Le Dr. Lionel Doré a indiqué que les pouvoirs dont disposait le médecin du travail dépendaient essentiellement de son degré d'indépendance. Or, il a rappelé que le médecin du travail était un salarié de l'entreprise et qu'il ne se trouvait pas dans la situation d'un inspecteur du travail qui est, lui, statutairement indépendant de l'entreprise. Il a précisé que l'avis du médecin du travail n'est qu'un conseil à l'employeur qui ne le suit pas nécessairement et que le médecin du travail peut être soumis à de fortes pressions.

Il a estimé que l'arrêt maladie permettait d'orienter une victime vers la médecine de ville, ce qui n'est d'ailleurs pas sans conséquences sur la sous-déclaration des arrêts de travail pour cause de harcèlement professionnel. Il a également insisté sur le fait qu'un chef d'entreprise ou un responsable de ressources humaines n'appréciait guère de recevoir un appel du médecin du travail. Néanmoins, a-t-il ajouté, disposer d'un dossier écrit permet, le cas échéant, d'être plus solide devant la justice. Une intervention d'un médecin du travail peut, à cet égard, constituer un acte de prévention susceptible de mettre un terme à un harcèlement.

Enfin, il a évoqué la possibilité pour le médecin du travail d'établir un certificat d'inaptitude temporaire qui doit cependant, selon lui, être utilisée en dernier recours car elle comporte des effets pervers potentiels. Il a en effet expliqué que le médecin du travail avait pour tâche délicate de faire comprendre à l'employeur que le problème ne venait pas du salarié mais de l'inadéquation du poste de travail à sa santé. De même, le comité d'hygiène, de sécurité et des conditions de travail (CHSCT) peut aussi faire usage de son droit d'expertise en cas de danger grave pour le salarié.

Mme Gisèle Gautier, présidente, a relevé l'existence d'une certaine « loi du silence » de la part des collègues des femmes victimes de violences en milieu professionnel et s'est demandé, dès lors, s'il ne conviendrait pas de qualifier de tels comportements de complicité et de non-assistance à personne en danger.
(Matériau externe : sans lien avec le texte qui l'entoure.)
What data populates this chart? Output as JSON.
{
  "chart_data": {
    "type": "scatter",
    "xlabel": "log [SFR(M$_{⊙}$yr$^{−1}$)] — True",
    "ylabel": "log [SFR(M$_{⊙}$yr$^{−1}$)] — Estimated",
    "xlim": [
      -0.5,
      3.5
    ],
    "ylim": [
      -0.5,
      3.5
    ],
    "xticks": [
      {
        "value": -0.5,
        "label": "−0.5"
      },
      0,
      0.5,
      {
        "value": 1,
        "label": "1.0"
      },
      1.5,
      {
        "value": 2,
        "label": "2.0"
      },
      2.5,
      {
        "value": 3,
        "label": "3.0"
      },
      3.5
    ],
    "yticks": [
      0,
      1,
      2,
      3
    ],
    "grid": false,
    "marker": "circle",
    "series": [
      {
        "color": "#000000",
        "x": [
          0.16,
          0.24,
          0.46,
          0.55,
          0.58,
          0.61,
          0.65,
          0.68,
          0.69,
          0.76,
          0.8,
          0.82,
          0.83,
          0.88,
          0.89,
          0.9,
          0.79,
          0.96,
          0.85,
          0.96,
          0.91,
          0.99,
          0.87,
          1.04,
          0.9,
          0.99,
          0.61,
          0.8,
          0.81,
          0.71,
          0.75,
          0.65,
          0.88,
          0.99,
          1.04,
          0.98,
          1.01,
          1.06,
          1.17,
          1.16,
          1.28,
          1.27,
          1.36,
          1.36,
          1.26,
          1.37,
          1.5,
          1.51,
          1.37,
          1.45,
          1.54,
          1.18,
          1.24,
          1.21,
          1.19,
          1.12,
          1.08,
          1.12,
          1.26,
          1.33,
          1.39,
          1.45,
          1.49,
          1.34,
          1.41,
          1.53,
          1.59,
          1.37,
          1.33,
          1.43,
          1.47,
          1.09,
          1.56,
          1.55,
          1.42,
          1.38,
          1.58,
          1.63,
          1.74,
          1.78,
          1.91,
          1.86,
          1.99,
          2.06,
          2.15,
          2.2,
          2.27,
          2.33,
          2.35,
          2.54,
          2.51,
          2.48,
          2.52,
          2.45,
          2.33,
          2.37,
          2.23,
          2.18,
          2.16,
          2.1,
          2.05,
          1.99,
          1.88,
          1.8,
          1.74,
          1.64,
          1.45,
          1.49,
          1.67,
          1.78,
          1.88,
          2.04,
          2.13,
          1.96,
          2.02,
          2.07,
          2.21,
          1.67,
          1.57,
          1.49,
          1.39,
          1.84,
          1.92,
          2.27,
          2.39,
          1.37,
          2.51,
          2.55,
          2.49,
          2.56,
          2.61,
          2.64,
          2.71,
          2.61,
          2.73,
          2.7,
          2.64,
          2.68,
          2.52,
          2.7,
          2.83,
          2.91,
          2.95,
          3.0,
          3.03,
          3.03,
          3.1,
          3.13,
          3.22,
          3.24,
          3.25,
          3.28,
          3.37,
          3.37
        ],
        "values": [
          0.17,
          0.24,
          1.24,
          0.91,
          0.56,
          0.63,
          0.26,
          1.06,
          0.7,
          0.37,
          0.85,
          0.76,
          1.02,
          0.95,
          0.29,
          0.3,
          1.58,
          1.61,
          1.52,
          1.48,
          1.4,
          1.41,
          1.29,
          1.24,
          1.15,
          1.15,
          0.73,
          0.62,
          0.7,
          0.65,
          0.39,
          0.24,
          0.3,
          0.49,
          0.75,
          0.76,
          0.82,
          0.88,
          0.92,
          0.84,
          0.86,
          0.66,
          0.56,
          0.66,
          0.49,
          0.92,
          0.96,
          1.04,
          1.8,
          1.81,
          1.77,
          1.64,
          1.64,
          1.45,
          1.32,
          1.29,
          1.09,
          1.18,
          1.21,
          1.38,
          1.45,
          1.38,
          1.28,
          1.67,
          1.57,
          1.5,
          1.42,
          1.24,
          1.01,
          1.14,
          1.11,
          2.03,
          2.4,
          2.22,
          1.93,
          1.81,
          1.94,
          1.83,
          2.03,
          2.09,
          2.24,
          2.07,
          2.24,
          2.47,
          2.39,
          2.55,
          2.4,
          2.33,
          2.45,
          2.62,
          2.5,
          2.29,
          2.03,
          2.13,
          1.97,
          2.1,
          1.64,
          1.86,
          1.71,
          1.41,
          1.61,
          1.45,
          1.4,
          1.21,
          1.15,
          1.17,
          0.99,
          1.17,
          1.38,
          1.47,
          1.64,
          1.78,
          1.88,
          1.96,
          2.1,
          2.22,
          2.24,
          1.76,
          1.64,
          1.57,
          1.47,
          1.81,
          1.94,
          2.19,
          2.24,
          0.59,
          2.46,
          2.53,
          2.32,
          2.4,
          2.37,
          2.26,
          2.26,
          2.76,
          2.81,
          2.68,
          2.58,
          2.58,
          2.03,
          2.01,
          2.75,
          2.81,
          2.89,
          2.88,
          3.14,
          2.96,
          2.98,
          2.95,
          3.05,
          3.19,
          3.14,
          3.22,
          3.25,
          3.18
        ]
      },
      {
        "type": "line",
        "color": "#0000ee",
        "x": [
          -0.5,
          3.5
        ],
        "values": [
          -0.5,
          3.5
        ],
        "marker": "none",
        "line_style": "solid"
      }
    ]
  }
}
Mme Catherine Le Magueresse a estimé que la complicité était effectivement courante dans ce cas et que la réaction des collègues conduisait fréquemment la victime à se taire. Elle a également noté un phénomène proche du bizutage, qui pouvait être perçu par l'agresseur comme un encouragement. Elle a ainsi cité le cas d'une employée municipale victime de harcèlement de la part de l'adjoint au maire et qui avait porté plainte contre le maire à qui elle s'était confiée, estimant qu'il était demeuré passif : cette femme a été condamnée pour procédure abusive. Elle a souligné les limites de ces lois, facilement contournables car elles n'ont pas été conçues à partir de la réalité des violences vécues par les femmes. Les avancées juridiques, bien qu'indéniables depuis quelques années, se heurtent donc à la complexité des réalités sociales.

Mme Gisèle Gautier, présidente, après s'être félicitée de l'intérêt de cette audition, a indiqué que les prolongements sous forme de propositions concrètes formulées par les intervenants seraient les bienvenues.